Si je viens de finir un bouquin sur les Gnostiques, les premiers adversaires du christianisme, fidèles de Jésus mais dissidents de l’Eglise chrétienne, c’est de la faute de Pacôme Thiellement.
J’ai rencontré ses écrits autour de 2012-2013. Je lisais à l’époque avidement le site qui a le plus bâti ma conscience politique, Les Mots Sont Importants, créé par Sylvie Tissot et Pierre Tevanian. Les articles de Pacôme Thiellement portaient sur “Céline et Julie vont en bateau”, le film de Jacques Rivette. Je me souviens, je n’y comprenais rien.

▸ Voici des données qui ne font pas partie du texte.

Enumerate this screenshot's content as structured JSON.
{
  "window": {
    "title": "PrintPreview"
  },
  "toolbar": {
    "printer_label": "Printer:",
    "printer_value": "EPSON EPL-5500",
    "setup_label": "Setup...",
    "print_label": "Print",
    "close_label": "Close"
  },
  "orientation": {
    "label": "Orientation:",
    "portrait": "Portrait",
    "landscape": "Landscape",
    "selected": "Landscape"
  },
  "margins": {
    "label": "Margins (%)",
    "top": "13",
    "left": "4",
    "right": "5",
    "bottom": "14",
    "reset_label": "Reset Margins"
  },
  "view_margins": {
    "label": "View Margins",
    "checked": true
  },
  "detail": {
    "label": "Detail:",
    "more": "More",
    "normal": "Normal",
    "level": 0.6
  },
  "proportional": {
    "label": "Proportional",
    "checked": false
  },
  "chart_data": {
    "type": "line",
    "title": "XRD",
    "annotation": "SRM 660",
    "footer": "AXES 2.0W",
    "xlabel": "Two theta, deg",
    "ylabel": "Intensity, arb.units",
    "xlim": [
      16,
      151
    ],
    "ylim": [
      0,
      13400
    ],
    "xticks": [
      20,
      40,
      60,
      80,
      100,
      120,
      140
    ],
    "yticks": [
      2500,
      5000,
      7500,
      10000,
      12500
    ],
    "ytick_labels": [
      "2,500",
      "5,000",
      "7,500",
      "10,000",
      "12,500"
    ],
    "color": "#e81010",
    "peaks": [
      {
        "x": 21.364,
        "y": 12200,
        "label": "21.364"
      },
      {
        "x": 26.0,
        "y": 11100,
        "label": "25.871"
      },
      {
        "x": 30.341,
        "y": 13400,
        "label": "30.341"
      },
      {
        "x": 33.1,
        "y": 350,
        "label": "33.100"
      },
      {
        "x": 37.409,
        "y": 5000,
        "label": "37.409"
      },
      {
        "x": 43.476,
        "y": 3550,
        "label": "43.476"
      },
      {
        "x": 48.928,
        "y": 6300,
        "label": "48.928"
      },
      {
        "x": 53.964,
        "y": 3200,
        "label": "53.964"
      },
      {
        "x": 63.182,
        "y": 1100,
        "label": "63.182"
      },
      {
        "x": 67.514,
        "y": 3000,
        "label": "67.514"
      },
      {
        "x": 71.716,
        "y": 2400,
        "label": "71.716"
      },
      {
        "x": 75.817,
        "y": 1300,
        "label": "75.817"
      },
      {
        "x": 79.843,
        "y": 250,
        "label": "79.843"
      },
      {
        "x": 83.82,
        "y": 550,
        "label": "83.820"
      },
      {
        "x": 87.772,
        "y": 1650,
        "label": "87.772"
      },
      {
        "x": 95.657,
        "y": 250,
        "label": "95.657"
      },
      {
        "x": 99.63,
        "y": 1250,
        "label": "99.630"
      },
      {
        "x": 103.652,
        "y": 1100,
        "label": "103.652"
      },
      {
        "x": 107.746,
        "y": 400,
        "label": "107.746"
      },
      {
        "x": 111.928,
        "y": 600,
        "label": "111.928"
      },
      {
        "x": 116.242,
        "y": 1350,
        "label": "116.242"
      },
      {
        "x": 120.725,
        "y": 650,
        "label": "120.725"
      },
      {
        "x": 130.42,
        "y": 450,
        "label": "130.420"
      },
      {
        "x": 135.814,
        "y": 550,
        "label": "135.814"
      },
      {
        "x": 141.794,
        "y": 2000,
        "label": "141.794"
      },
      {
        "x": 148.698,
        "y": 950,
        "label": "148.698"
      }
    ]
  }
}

C’étaient parmi les textes les plus ésotériques, confus et colorés que j’avais pu lire. Mais il élaborait une analyse qui avait créé en moi une petite déflagration. Sa proposition consistait à dire que les films dans lesquels les femmes sont amies, collaborent entre elles et ne sont pas punies pour ça, sont rarissimes. “Céline et Julie” en est le parangon. Le film, que j’ai fini par découvrir lors d’un mini ciné-club féministe, compte depuis parmi ce que j’ai vu de plus ésotérique, confus et coloré. Et les bouquins de Pacôme Thiellement me happent peu importe le sujet.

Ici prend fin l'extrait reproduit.